Der britische Journalist Damian Thompson hat sich sehr für die Alte Messe eingesetzt.
Der britische Journalist Damian Thompson hat sich sehr für die Alte Messe eingesetzt.
(kreuz.net) In der jüngsten Ausgabe der deutschsprachigen römischen Zeitschrift Vatican-Magazin ist ein Artikel von Damian Thompson unter dem Titel „Hilferuf von der Insel“ erschienen.

Thompson ist Chefredakteur der katholischen Wochenzeitung ‘Catholic Herald’. Er hat sich in der Vergangenheit sehr für die Alte Messe eingesetzt.

Der ‘Catholic Herald’ erscheint in London in einer Auflage von 22.000 Exemplaren.

Jüngst äußerte sich Thompson für das Vatikan-Magazin
Jüngst äußerte sich Thompson für das Vatikan-Magazin
In dem Beitrag kommt Thompson auf die Situation der Alten Liturgie nach der Veröffentlichung des Motu Proprio ‘Summorum Pontificum’ zu sprechen.

Er erklärt, daß sich die britischen Bischöfe und die von ihnen beschäftigten Berufslaien gegen die vom Motu Proprio gewollten Reformen stellen.

Thompson ist darüber nicht erstaunt.
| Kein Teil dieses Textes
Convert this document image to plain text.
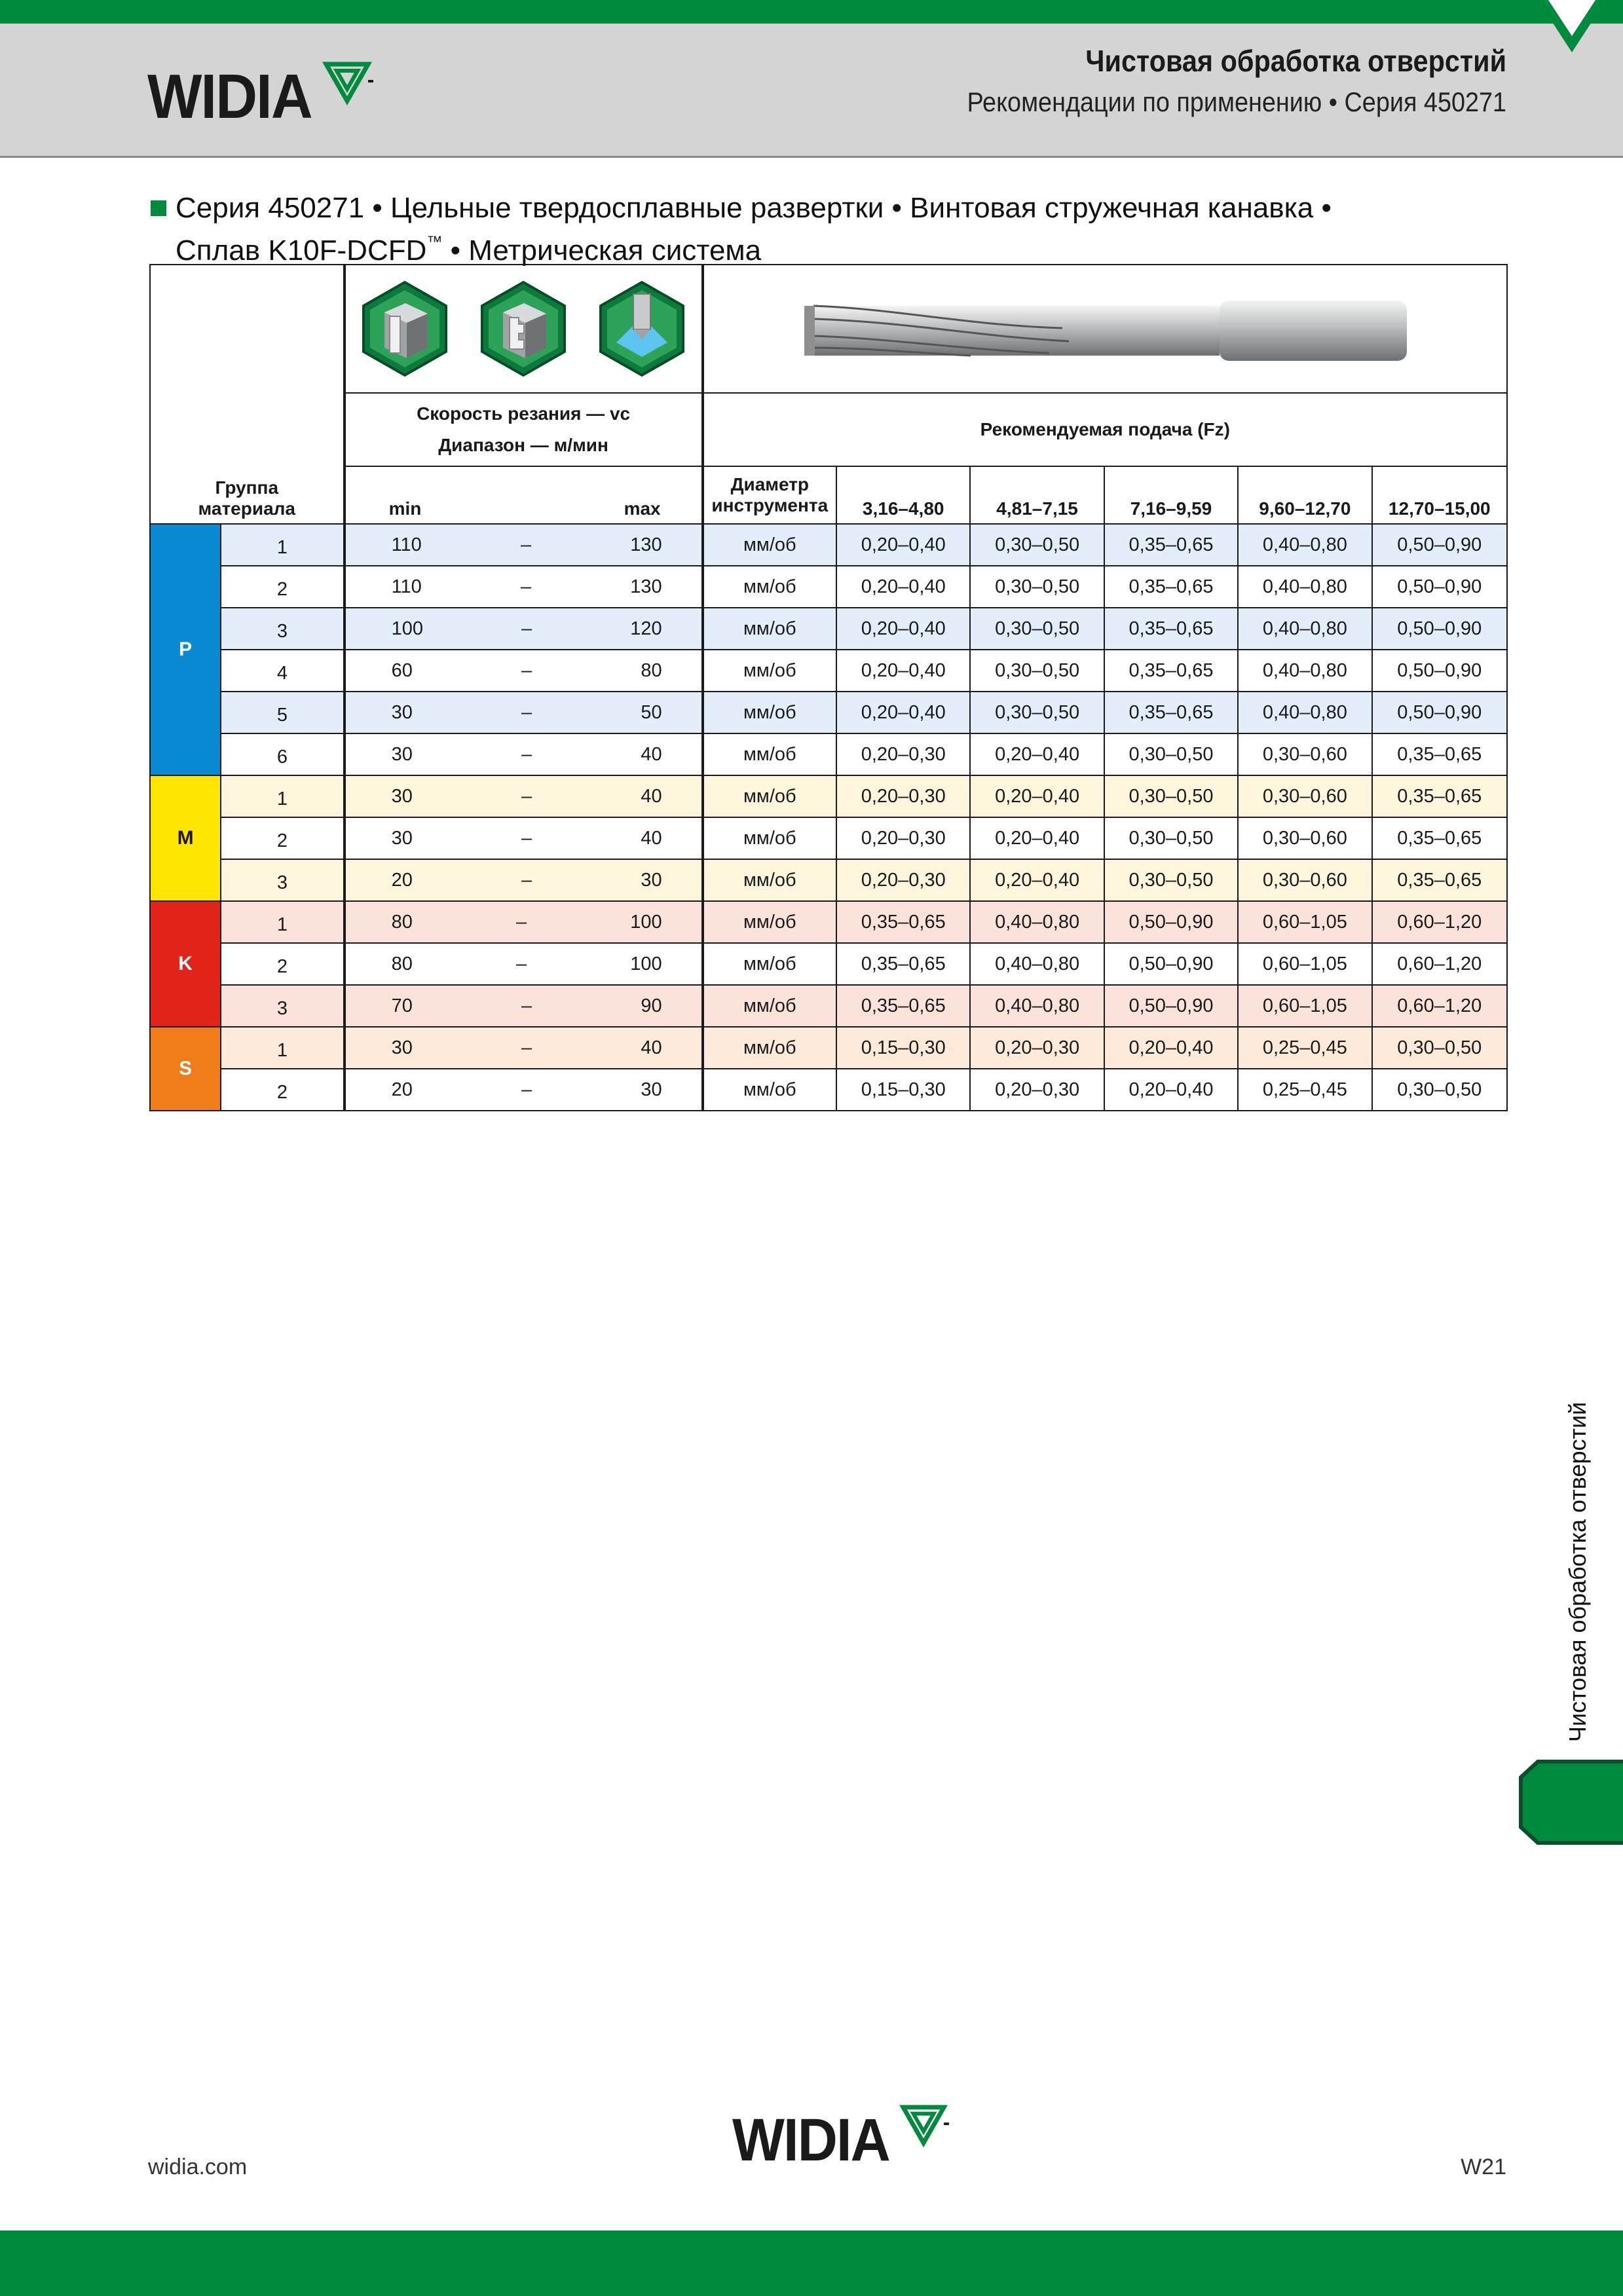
WIDIA
Чистовая обработка отверстий
Рекомендации по применению • Серия 450271
Серия 450271 • Цельные твердосплавные развертки • Винтовая стружечная канавка •
Сплав K10F-DCFD™ • Метрическая система
Группа материала

		Скорость резания — vc
Диапазон — м/мин	Рекомендуемая подача (Fz)					

		min max	Диаметр инструмента	3,16–4,80	4,81–7,15	7,16–9,59	9,60–12,70	12,70–15,00
P	1	110 – 130	мм/об	0,20–0,40	0,30–0,50	0,35–0,65	0,40–0,80	0,50–0,90
	2	110 – 130	мм/об	0,20–0,40	0,30–0,50	0,35–0,65	0,40–0,80	0,50–0,90
	3	100 – 120	мм/об	0,20–0,40	0,30–0,50	0,35–0,65	0,40–0,80	0,50–0,90
	4	60 – 80	мм/об	0,20–0,40	0,30–0,50	0,35–0,65	0,40–0,80	0,50–0,90
	5	30 – 50	мм/об	0,20–0,40	0,30–0,50	0,35–0,65	0,40–0,80	0,50–0,90
	6	30 – 40	мм/об	0,20–0,30	0,20–0,40	0,30–0,50	0,30–0,60	0,35–0,65
M	1	30 – 40	мм/об	0,20–0,30	0,20–0,40	0,30–0,50	0,30–0,60	0,35–0,65
	2	30 – 40	мм/об	0,20–0,30	0,20–0,40	0,30–0,50	0,30–0,60	0,35–0,65
	3	20 – 30	мм/об	0,20–0,30	0,20–0,40	0,30–0,50	0,30–0,60	0,35–0,65
K	1	80 – 100	мм/об	0,35–0,65	0,40–0,80	0,50–0,90	0,60–1,05	0,60–1,20
	2	80 – 100	мм/об	0,35–0,65	0,40–0,80	0,50–0,90	0,60–1,05	0,60–1,20
	3	70 – 90	мм/об	0,35–0,65	0,40–0,80	0,50–0,90	0,60–1,05	0,60–1,20
S	1	30 – 40	мм/об	0,15–0,30	0,20–0,30	0,20–0,40	0,25–0,45	0,30–0,50
	2	20 – 30	мм/об	0,15–0,30	0,20–0,30	0,20–0,40	0,25–0,45	0,30–0,50
Чистовая обработка отверстий
widia.com	WIDIA	W21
Die Redaktion des ‘Catholic Herald’ habe nicht erwartet, daß die Bischöfe des Landes die Freigabe der Alten Messe begrüßen würden:

„Doch wir haben auch nicht erwartet, daß die älteren Bischöfe – einschließlich des Kardinalerzbischofs von Westminster und des Bischofs von Leeds – ‘Richtlinien’ und ‘Kommentare’ herausgeben würden, welche die Inhalte des Motu Proprio offensichtlich verdrehen.“

In seiner privaten Eigenschaft als Blogger bei der britischen Tageszeitung ‘Daily Telegraph’ habe er beständig die Aufmerksamkeit auf die Versuche der Bischöfe von England und Wales gerichtet, die Wünsche des Heiligen Vaters beiseite zu schieben, zu ignorieren oder ihnen zu widersprechen:

„Das hat mich ziemlich unbeliebt gemacht, und es hat Versuche gegeben, mich zum Schweigen zu bringen“ – erklärt der Journalist:

„Ich glaube jedoch nicht, daß ich durch meinen Hinweis auf den privaten Widerstand so vieler Bischöfe gegen die göttlich inspirierten Reformen des Papstes der Kirche Schaden zufüge.“

Vielmehr glaubt Thompson, die Aufmerksamkeit auf die dringende Notwendigkeit von Veränderungen in der Kirche von England und Wales zu lenken.